Microcrystalline Wax

TL;DR. This ingredient is an occlusive emollient, structurant, viscosity builder, and binder used to give balms, sticks, mascaras, and ointments body, slip, water resistance, and payoff control.

What does Microcrystalline Wax do in a cosmetic formula?

This ingredient is an occlusive emollient, structurant, viscosity builder, and binder used to give balms, sticks, mascaras, and ointments body, slip, water resistance, and payoff control.

Is Microcrystalline Wax clean?

Clean-beauty frameworks often flag it because it is fossil-derived and depends on high-quality refining to manage residue concerns. Cosmetic grades are highly refined, chemically inert, and generally low-irritation on skin.

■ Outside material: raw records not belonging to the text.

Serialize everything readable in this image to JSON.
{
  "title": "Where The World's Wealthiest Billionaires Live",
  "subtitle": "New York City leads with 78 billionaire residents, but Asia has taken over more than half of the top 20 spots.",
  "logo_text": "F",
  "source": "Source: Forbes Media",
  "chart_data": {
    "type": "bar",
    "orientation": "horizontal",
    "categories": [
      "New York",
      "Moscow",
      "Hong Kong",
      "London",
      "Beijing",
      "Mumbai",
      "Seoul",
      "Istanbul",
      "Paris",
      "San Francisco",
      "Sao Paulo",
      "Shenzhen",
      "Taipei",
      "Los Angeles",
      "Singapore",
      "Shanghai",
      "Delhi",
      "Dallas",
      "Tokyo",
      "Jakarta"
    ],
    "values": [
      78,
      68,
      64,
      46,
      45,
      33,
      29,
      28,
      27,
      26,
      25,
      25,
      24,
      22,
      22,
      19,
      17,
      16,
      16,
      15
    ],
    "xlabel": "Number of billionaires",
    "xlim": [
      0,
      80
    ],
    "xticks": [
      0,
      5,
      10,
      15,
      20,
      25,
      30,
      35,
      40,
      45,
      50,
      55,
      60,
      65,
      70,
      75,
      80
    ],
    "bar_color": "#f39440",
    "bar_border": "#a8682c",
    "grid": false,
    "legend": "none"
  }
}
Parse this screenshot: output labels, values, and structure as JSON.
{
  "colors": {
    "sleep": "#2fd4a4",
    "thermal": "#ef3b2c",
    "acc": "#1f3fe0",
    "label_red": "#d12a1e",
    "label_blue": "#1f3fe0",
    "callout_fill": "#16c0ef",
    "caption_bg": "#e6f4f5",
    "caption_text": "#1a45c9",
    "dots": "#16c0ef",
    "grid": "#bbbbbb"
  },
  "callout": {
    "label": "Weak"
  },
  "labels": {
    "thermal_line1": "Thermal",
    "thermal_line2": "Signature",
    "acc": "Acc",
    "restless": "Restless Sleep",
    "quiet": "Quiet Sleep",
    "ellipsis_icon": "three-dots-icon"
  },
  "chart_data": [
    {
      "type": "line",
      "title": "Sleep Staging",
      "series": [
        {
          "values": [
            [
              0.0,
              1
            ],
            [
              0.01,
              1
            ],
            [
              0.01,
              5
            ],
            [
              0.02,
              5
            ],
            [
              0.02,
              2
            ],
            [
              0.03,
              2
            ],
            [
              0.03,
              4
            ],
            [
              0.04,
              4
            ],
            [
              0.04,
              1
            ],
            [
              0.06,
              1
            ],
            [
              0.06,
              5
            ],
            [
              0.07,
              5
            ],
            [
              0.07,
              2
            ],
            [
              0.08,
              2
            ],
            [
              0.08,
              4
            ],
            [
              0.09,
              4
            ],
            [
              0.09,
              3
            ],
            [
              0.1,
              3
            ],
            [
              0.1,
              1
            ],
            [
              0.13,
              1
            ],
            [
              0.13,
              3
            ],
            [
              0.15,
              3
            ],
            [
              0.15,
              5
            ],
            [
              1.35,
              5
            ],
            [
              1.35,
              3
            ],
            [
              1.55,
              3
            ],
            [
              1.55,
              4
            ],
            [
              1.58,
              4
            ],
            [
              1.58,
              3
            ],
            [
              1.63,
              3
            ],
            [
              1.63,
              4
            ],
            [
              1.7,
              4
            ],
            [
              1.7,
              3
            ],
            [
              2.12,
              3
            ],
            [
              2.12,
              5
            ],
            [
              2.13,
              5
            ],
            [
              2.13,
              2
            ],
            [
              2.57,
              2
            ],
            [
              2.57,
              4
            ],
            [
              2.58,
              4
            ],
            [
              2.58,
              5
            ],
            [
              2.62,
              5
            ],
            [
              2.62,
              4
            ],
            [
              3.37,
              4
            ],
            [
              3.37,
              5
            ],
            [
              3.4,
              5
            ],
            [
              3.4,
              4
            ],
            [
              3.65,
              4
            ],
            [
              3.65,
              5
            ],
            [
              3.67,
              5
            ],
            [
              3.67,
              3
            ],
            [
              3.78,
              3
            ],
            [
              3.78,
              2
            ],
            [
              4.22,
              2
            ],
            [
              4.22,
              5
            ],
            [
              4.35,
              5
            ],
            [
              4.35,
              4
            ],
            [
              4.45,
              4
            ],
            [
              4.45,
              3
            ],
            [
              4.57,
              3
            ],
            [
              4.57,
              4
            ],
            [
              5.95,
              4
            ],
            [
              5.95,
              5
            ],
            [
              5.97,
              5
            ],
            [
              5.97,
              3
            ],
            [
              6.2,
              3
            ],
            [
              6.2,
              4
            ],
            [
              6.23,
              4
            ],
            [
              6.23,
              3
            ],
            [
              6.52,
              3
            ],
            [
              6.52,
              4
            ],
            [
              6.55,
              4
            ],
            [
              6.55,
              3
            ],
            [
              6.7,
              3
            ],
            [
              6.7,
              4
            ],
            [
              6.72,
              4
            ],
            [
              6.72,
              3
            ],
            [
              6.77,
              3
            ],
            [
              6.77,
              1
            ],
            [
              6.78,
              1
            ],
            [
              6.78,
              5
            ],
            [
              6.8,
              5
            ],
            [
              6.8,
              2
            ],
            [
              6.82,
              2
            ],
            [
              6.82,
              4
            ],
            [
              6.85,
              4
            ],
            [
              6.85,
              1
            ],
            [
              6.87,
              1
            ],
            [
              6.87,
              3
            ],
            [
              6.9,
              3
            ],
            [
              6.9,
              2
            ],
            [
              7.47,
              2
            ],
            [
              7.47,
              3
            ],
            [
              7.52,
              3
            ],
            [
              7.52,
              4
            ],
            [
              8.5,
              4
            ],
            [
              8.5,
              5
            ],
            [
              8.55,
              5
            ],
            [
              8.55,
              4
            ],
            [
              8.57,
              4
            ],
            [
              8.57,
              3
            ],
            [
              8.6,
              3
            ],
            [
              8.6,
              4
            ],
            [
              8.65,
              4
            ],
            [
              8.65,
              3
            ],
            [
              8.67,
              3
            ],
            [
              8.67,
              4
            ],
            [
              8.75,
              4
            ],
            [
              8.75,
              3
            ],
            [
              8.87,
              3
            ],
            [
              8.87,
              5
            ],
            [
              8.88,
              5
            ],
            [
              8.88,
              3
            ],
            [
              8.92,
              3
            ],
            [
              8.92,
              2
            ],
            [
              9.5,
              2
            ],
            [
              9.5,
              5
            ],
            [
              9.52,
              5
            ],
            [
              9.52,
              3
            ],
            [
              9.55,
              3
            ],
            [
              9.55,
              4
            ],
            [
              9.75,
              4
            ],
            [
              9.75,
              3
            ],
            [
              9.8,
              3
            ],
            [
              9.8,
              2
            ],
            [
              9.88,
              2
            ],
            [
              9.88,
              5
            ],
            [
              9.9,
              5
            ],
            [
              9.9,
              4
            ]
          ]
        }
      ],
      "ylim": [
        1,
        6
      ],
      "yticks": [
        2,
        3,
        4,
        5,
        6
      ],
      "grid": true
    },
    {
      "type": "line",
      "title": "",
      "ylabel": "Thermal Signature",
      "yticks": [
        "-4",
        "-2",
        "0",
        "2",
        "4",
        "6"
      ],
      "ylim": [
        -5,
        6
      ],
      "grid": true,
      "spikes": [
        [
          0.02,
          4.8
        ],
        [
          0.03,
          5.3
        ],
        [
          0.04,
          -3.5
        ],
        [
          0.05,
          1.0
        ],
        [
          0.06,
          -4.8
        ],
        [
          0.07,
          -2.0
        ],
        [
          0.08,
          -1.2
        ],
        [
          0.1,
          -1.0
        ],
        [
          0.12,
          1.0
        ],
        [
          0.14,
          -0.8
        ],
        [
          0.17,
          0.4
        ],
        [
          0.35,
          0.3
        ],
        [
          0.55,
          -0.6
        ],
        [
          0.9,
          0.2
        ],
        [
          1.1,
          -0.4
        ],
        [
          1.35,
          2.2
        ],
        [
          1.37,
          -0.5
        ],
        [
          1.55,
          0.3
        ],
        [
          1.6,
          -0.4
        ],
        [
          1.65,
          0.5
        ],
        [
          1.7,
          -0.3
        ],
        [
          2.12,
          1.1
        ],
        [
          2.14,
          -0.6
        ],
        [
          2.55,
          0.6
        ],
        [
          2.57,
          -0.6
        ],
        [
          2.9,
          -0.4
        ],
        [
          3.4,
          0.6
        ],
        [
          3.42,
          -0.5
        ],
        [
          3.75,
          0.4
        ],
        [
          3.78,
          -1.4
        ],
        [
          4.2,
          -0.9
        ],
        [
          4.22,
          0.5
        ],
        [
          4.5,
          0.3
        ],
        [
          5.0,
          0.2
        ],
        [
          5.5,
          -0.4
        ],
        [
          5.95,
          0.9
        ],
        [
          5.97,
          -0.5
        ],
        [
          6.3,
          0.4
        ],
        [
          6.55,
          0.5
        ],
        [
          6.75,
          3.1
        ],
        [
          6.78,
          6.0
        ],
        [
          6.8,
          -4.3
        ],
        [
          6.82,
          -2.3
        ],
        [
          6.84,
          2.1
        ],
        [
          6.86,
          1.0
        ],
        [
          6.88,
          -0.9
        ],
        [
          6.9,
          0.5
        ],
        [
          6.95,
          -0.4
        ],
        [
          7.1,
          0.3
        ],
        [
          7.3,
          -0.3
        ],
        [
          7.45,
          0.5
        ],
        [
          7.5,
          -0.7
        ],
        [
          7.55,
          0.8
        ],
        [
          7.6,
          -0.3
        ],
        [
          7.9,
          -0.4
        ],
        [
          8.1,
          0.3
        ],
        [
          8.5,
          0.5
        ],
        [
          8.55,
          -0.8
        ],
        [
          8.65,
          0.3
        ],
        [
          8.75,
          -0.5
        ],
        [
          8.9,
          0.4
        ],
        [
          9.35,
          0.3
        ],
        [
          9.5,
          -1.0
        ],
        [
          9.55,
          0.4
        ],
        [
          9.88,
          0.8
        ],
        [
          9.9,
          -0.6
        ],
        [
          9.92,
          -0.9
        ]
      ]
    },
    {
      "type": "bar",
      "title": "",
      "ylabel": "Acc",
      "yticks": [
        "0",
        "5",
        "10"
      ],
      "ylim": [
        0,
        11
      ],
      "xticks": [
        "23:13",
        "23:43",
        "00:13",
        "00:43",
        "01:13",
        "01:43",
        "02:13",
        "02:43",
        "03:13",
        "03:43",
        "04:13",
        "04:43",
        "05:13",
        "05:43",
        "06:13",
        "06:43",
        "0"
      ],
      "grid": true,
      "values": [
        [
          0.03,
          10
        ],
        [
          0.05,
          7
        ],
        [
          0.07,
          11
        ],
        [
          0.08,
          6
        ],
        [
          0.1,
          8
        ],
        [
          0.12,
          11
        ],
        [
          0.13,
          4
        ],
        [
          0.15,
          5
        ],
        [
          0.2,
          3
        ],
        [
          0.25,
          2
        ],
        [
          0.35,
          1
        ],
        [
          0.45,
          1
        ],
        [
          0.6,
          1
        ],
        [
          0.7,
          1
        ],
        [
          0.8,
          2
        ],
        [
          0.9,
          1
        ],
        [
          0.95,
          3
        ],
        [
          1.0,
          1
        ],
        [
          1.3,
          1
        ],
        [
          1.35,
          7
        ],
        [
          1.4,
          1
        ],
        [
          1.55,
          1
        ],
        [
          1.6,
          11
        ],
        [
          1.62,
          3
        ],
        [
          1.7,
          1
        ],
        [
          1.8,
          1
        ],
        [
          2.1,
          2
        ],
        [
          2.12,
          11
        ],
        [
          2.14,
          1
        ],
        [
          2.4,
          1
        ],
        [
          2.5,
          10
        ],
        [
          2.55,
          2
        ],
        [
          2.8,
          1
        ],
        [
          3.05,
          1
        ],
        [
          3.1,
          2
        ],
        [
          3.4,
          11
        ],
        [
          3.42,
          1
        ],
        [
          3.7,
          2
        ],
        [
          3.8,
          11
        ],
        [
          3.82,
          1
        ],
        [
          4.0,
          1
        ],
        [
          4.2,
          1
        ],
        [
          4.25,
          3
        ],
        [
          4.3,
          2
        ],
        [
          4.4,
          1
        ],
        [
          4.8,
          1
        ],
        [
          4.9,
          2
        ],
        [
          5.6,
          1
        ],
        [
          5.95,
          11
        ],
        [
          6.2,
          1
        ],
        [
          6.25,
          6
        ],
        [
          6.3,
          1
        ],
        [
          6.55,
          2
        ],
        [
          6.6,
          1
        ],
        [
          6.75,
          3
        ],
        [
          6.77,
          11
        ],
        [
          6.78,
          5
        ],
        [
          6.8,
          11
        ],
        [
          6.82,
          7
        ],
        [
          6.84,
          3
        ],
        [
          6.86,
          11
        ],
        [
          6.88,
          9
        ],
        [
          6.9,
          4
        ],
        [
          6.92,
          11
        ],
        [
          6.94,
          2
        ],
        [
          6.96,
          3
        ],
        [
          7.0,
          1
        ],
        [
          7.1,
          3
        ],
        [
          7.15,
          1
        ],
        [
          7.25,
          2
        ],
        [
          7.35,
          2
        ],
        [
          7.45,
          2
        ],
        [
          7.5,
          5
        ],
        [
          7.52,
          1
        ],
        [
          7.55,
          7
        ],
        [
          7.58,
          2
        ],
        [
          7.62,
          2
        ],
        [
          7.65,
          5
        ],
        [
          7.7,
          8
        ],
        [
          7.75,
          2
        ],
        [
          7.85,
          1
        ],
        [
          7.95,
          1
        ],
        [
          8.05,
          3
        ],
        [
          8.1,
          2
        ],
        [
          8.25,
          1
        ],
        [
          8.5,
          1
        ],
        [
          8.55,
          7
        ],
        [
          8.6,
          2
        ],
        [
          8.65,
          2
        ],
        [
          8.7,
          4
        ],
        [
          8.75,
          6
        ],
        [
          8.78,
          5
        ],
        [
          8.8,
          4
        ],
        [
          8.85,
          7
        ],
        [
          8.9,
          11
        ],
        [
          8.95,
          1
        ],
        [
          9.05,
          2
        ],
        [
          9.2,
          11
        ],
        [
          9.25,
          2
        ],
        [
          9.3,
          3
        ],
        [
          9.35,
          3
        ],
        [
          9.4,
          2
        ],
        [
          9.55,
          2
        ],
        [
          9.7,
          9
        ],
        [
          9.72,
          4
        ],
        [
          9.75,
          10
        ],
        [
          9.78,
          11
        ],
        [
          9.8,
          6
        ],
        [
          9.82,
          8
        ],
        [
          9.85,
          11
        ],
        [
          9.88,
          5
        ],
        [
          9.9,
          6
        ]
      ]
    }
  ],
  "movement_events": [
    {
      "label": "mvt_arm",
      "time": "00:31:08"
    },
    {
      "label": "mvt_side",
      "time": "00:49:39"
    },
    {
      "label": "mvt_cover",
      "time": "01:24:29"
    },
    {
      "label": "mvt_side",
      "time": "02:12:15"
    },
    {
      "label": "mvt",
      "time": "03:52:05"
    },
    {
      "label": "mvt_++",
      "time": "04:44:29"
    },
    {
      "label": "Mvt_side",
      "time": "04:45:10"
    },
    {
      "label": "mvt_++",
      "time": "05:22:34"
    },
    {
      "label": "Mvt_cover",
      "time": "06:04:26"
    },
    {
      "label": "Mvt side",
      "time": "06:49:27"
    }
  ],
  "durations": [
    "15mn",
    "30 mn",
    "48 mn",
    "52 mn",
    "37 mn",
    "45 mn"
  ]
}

Is Microcrystalline Wax sustainable?

This material is derived from petroleum refining, so its feedstock is nonrenewable. It is not readily biodegradable and can persist in the environment compared with plant-derived lipids or esters.

Is Microcrystalline Wax COSMOS-approved?

It is not permitted in COSMOS-natural or COSMOS-organic formulas because it is a petrochemical-derived non-natural material. Its Green Chemistry fit is weak due to nonrenewable sourcing, limited biodegradability, and environmental persistence, despite good stability and low reactivity in formulas.

How does Microcrystalline Wax work chemically?

This material is a complex blend of saturated hydrocarbons, including branched, cyclic, and linear chains, which gives it a firm but flexible structure and a relatively high melting range. Typical use is about 1 to 10% for texture and viscosity control, higher in anhydrous sticks and balms, and it is pH-independent, oxidation-resistant, and best suited to oil-phase systems.